To literally put first things first, I was very glad that this week’s Jibaku Shounen Hanako-kun picked up right after the last one ended, manga-wise. Not only because I don’t want to see chapters skipped for artistic reasons (though that’s certainly true), but because burning through material looks critical right now. The February sales figures are in, and Hanako-kun placed 4th among all series in volume sales – behind only Kimetsu no Yaiba, Gin no Saji (which released its final volume) and Go-Toubun no Hayanome, and ahead of some big-time heavy hitters. It’s on-pace to repeat in March, too.
In short – the anime has given a huge boost to manga sales. That does my heart good for all sorts of reasons, and it means that if this series doesn’t get a continuation there’s something really weird going on. Even if this was unexpected there should still be room to pivot, and with about 20 chapters burned in nine episodes, we should have plenty of material to make a second season happen. At the very least I’m going to be extremely disappointed if we don’t get an announcement by the end of Episode 12, because it’s hard to imagine what more the production committee could possibly ask for.
In Japan at least, Jibaku Shounen Hanako-kun is appreciated for the gem it is, and it seems to be doing reasonably well with Westerners too. This episode was yet another illustration of why this series is so strong, operating with a completely different cast than last week (only a small Hanako appearance common to both), and a radically different tone, yet not skipping a beat. We’re also seeing something that reflects both Aida Iro’s skill in constructing a story and the anime’s direction – every episode is a slow build, and the B-part is always stronger than the A-part.

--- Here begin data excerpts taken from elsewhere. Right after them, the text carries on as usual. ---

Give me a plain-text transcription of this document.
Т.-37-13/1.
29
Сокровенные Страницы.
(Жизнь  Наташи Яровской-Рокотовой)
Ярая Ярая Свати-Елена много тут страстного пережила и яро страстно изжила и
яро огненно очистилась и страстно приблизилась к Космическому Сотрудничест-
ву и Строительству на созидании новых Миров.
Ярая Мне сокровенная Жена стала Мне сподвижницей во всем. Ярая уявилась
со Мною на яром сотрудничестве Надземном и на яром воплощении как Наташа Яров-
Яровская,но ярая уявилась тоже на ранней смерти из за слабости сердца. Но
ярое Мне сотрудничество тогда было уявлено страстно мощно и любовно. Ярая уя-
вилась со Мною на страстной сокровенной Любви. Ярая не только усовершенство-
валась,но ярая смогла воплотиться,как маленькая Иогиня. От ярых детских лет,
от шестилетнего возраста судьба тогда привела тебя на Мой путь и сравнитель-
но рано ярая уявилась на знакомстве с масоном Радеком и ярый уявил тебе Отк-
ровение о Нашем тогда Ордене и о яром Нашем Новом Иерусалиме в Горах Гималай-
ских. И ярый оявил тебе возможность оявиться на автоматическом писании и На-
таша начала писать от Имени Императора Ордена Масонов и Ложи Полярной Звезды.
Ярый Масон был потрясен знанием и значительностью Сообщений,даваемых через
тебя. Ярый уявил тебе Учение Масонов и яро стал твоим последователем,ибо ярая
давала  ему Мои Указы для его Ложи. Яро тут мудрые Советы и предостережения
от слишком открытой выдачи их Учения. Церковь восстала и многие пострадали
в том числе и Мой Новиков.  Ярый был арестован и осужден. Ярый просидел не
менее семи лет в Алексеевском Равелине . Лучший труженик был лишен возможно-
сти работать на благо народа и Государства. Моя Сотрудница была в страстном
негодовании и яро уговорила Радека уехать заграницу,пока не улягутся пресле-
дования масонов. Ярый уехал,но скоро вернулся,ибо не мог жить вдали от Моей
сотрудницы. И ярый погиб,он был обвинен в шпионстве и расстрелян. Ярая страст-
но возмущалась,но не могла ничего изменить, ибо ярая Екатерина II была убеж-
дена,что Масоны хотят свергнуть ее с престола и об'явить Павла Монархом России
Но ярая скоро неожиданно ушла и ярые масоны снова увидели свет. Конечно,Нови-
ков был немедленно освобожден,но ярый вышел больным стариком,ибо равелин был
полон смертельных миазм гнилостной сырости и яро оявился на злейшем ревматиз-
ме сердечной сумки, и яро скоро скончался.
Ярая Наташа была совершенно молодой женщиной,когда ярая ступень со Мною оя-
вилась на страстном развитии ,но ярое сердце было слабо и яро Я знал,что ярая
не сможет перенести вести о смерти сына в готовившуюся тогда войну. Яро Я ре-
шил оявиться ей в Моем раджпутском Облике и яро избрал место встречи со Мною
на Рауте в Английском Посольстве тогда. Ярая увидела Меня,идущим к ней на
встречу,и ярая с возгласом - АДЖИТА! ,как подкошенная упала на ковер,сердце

In addition to showcasing how Nene’s hopeless romanticism is a trip-wire for her (it even extends to idol-raising cellphone games), this ep is a showcase for the dark reflection team. Natsuhiko comes to fetch Nene from her homeroom, and naturally she’s taken in by his sempai charm and good looks. She should certainly have realized this was a trap – especially after Tsukasa shows up and turned her into a fish – though to be fair Nene wasn’t aware of Natsuhiko’s connection to Sakura. Still, once she wakes up she seemingly forgets all that in the flush of delicious tea and Sakura’s big-sister commiseration.
Broadly speaking, the Tsukasa-Sakura-Natsuhiko dynamic is an obvious parallel to Amane-Nene-Kou. And Tsukasa is not remotely shy about referring to himself as Amane’s opposite. But beyond that, things are still mysterious. Sakura imperiously acts as if she’s in charge of this group, bossing the boys (living and dead) relentlessly. But she says Tsukasa is the one giving the orders, and she has no choice – as with Nene and Amane – but to obey. We don’t know what her wish was of course (there are elements of this explanation that raise red flags generally) but her sympathetic tone towards Nene is certainly in conflict with stranding her (and Natsuhiko) in a sinking room and blaming it on just following Tsukasa’s orders.
While it’s never explicitly stated, it’s clear from Natsuhiko’s flip attitude that he knows he’s in no real danger here. Does that apply to Nene too – and if so, why bother stranding her there in the first place? In any case, as Natsuhiko plays the gallant bakayarou, Hanako – who genuinely always is there to save Nene, just as she says – manages to reach her via radio and mokke, and inform her she’s “nowhere”. Natsuhiko starts opening doors – seemingly unconcerned about the dangers on the other side – and is eventually dragged off. Nene for her part tries to listen to Hanako’s advice and does eventually find a door she recognizes – but it takes her back to a time (if not a place) she doesn’t expect.
Even in a comedy-first episode Hanako-kun has feels to burn, and there’s no question that what Nene sees in July 18, 1969 will both draw her closer to Hanako and increase the distance between them. Seeing a vision is one thing – seeing a living, breathing boy (younger than she is, let’s not forget) injured and in tears quite another. There’s a little extra urgency in the greetings she shares with Hanako after he plucks her back to her own time (with a little of the past along for the ride), especially after he apologizes for ruining the donuts she made for him. I know this much – it’s going to be a criminal shame if we don’t get a second season, not just because Jibaku Shounen Hanako-kun is a great series but because we’re barely even at the tip of the iceberg.